Does Cohen wonder how a large component of the real horror of the abuses of Abu Ghraib were conducted by a band of privateers, indemnified from accountability by the administration? Could it be the case that 9/111 galvanized this posse of "broad shouldered" men to disrupt the military chain of command sufficiently to remove all accountability except for the few "bad apples" captured on cell phone cameras? These patriots doing the dirty work of democracy -- for $1250 an hours billed by CACI, Inc. of Reston, VA. Was this the panicked and irresolute action of a nation swaying as it developed a response to an unseen, incalculable horror? Or was it further proof of a monstrous architecture, lovingly conceived and hatched inside right-wing think tanks through the Clinton era -- as the BJ kabuki played to its sad denouement?

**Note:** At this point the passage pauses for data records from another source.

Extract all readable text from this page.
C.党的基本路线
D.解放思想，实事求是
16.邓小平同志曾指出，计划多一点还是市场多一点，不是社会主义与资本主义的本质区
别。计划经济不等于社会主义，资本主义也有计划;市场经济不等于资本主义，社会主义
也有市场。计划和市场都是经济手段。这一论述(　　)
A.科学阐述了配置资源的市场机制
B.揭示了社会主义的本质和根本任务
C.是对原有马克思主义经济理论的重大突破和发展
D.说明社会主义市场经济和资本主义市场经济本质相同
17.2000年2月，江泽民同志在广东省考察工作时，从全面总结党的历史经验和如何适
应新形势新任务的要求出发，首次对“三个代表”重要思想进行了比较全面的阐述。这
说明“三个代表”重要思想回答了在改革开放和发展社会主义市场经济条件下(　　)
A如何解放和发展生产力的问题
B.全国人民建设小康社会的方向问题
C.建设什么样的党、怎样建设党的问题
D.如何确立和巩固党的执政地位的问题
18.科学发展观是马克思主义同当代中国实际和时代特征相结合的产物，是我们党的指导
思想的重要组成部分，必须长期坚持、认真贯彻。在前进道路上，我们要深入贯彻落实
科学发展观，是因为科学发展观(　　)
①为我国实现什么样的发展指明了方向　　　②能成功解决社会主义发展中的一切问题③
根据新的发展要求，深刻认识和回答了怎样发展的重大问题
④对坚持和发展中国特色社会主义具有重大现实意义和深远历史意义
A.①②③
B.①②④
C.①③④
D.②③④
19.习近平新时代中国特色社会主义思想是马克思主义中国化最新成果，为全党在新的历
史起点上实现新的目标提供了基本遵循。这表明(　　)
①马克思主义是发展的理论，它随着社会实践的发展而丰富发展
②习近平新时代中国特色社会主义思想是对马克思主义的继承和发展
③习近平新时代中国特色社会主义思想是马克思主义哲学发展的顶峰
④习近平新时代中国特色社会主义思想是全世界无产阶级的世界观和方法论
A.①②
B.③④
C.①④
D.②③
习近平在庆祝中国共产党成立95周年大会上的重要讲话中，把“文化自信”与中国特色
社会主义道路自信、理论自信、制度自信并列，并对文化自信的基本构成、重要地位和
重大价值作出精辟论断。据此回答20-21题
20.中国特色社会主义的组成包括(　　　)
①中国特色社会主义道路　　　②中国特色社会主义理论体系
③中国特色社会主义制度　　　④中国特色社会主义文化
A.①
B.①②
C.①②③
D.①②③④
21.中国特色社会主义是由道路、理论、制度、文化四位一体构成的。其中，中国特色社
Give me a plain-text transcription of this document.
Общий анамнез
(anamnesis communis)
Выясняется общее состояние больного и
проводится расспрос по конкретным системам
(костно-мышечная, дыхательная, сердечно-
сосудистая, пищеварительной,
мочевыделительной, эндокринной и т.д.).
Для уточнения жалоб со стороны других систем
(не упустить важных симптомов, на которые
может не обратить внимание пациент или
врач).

Cohen's intellectual fraud in this piece is that he conflates the "torture issue" with all the wrongs committed by BushCo during its reign. In his construction, by facing some of the ugly facts of one tiny side note of the most monstrous strategic miscalculation in the republic's history, then somehow we can claim to have had our collective "accountability moment" and move on. But the failure to expose and recognize the fact that the Bush administration's activities were clearly NOT those of a flailing and reactive group, but were instead marched out in order as off a giant GANTT chart on a wall in the White House sub-basement. that is the real danger that this post recognizes and which the commentary amplifies. Lots of people (Richard Clarke, Ron Susskind, Naomi Klein, et alia) have demonstrated that the Bush administration's actions were clearly preordained and predetermined to a frightening degree. Cheney sought establishment of unitary executive. He and Rumsfeld executed a well-established plan for privatizing the military. The frightening pictures from Abu Ghraib were a distraction from the fact that private companies were doing most of the torture! Did that thought only occur in a post-9/11 environment? Given what we know now, it's impossible to think that it wasn't pre-ordained.